Zavallı Changkyun da Kihyun'un yanı ve oturduğu koltuğun arasında mekik dokuyordu. Her gidişinde Kihyun'un bir şeyler bulmuş olabileceği sevinciyle gidip üzülerek yerine oturuyor ve camdan dışarıyı izliyordu.

Çok geçmeden ahşap evin üst katındaki Jooheon da yanlarına gelmişti.

"Tamam..."

Tüm dikkatleri üzerine topladığından emin olduktan sonra devam etti.

"Pis işlerle uğraşan tanıdıklarımın hepsine küçük telefonlar açtım. İlgilendiğimden değil... Çevrem geniş ve ne yaptıklarını biliyorum."

Changkyun sondaki dipnotun kendisi için düşüldüğünü biliyordu. Yalnızca göz ucuyla Jooheon'a baktı, ardından bakışlarını tekrar dışarıya yöneltti.

"Sorun şu ki kimse sarı kaktüs tozundan satmıyor. Hepsinden 'sen deli misin?' veya 'onu satanı yaşatmazlar' gibisinden laflar duydum."

"Yalan söylüyor olabilirler mi?"

"Benden saklayacaklarını sanmam. Bir ihbarımla yerlerini tek tek bildireceğimi biliyorlar çünkü."
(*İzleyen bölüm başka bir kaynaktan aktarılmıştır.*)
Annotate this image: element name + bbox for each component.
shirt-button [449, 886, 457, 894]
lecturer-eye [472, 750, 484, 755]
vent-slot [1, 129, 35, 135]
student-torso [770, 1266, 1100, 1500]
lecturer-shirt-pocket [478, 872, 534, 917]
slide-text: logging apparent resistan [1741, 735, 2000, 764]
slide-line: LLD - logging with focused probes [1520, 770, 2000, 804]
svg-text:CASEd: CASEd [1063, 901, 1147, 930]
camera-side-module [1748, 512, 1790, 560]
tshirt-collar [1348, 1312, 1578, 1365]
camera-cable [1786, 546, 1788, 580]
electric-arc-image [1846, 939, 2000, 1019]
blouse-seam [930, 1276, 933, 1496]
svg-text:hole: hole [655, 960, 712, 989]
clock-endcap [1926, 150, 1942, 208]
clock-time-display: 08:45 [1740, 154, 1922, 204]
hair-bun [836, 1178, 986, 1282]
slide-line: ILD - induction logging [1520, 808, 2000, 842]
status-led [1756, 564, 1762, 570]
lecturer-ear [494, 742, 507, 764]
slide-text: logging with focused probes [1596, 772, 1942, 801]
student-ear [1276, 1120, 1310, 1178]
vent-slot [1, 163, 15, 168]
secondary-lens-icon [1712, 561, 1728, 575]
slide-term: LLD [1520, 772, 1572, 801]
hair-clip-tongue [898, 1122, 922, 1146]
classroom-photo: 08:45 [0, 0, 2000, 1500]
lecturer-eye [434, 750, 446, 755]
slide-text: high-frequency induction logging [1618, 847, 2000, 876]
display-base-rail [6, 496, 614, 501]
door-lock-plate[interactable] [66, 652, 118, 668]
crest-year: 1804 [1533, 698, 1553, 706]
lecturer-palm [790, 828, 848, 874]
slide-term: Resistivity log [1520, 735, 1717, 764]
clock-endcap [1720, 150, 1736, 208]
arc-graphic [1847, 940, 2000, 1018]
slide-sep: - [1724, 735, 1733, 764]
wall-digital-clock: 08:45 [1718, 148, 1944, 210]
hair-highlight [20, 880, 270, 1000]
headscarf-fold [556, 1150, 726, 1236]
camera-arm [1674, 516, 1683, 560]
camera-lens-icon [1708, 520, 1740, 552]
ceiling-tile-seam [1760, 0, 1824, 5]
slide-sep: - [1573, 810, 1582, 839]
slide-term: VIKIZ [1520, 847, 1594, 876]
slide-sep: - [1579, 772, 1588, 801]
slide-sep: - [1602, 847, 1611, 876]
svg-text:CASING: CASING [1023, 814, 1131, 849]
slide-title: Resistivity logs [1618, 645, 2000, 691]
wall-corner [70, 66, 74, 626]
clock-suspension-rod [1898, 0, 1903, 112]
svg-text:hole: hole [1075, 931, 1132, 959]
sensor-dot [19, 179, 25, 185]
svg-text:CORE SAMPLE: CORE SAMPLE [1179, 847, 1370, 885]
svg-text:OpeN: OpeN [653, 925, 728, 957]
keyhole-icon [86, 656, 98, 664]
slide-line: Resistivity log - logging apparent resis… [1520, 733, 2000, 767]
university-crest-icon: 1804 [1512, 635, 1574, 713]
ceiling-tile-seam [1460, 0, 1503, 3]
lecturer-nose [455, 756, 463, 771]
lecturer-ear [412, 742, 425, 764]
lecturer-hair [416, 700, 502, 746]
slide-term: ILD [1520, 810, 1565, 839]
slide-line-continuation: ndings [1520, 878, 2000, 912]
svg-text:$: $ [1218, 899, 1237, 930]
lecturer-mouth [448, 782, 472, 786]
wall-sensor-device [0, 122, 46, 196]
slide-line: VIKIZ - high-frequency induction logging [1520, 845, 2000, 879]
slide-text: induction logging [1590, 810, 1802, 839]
"Kimsenin bir bilgisi yok yani."

"Yok."

İçeriyi yeniden bir bıkkınlık almıştı. Çiselemeye başlayan yağmur ve iç karartan hava da pek yardımcı olmuyordu.

Jooheon sessizce Changkyun'un yanına oturdu ve başını okşamaya başladı.

"Bunu her kim yapıyorsa asıl hedefi Changkyun değildi."

"Biliyorum... Bendim çünkü benim içeceğimdi. Keşke içmeni hiç teklif etmeseydim. Üzgünüm Changkyun."

Kihyun'un yüzündeki mahçup ifade Changkyun'un hoşuna gitmemişti. Hemen koltuktan kalkıp kafasını Kihyun'un bacaklarına sürttü.

Bunu gören Kihyun hafif bir tebessümle elindeki bilgisayarı bir köşeye bıraktı. Koltuktan indi ve Changkyun'a sarıldı.

Çok geçmeden Minhyuk da yanlarına indi ve Kihyun'un şakağına küçük ama manidar bir öpücük bıraktı.

"Biz sana bir şey olsun da istemezdik Kihyun. Emin ol Changkyun da istemezdi."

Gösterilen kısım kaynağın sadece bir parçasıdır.